All-cause mortality at 90 days was 54% in the AKI group and 18% in the non-AKI group. After adjustment for confounders and immortal time bias, AKI was associated with an increased risk of 90-day mortality (HR 4.26, 95% CI 2.91 – 6.23).

Could AKI be caused by antibiotics? Vancomycin was used in 18% of all patients and associated with AKI, as expected. Flucloxacillin was used in 88% and cefazolin in 15% of all patients, and both were not associated with AKI, which contrasts findings from other studies, especially for the use of the anti-staphylococcal penicillins compared to cephalosporins.
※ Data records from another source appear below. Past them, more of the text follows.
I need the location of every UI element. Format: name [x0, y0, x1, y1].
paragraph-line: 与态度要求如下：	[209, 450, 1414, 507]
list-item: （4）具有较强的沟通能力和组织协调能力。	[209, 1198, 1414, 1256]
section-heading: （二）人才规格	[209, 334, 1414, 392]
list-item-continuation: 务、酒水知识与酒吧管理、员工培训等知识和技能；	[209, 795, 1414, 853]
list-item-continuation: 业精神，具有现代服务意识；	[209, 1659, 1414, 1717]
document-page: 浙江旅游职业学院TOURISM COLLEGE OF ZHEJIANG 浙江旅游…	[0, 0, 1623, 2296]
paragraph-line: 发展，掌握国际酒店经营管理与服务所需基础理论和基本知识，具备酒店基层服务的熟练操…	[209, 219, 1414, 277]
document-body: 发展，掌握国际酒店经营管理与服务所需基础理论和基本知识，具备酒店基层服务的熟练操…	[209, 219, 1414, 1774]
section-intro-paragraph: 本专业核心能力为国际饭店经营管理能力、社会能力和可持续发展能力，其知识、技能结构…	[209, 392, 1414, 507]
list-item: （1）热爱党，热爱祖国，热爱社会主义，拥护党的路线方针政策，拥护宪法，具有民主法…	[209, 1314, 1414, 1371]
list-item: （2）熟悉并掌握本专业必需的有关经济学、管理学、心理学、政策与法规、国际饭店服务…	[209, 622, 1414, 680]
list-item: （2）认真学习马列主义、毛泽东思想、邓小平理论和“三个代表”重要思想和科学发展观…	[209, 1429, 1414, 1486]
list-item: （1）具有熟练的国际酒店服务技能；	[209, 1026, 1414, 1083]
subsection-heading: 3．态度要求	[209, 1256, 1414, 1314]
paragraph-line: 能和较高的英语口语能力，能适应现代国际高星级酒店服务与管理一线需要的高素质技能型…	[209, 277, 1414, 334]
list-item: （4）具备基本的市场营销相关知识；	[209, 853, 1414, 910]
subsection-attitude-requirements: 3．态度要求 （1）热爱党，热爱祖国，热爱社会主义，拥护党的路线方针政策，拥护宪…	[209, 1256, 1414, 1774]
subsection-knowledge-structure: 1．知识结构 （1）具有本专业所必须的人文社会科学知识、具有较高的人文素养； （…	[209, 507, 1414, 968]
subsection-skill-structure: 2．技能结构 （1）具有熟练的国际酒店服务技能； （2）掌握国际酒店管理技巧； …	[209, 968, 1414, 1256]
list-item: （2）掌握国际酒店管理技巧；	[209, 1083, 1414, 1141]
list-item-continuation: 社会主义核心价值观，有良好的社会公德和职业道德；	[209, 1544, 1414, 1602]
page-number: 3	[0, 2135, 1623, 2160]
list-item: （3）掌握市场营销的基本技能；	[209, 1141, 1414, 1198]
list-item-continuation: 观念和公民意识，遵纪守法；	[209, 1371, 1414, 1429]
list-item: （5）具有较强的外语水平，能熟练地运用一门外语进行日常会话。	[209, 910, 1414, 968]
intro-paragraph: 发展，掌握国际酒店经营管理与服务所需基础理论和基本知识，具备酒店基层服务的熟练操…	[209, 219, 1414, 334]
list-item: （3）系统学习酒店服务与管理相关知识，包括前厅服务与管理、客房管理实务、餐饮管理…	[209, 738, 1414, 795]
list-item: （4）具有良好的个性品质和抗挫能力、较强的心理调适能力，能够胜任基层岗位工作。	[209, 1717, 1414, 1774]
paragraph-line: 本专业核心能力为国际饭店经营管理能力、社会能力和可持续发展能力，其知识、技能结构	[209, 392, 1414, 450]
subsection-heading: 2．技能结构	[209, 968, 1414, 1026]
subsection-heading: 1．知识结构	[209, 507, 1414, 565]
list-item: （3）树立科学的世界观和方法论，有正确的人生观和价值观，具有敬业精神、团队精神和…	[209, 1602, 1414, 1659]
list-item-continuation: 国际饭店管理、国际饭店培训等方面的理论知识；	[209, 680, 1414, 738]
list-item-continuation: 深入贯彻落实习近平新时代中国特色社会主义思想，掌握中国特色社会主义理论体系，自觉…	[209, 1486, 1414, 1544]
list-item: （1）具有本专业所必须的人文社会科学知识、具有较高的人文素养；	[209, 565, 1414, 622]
Yet most of these studies were retrospective, with AKI being treated as a time-fixed variable in the analysis. Moreover, those studies, as this study, may suffer from residual confounding.

Whether the predominant use of flucloxacillin for the treatment of SAB in Dutch hospitals has contributed to the – for me – unexpectedly high incidence of AKI will hopefully be answered by the randomsed comparison of flucloxacillin to cefazolin in the SNAP study. This adaptive platform trial has recruited 2,923 patients so far and is expanding to Europe with Ecraid’s help.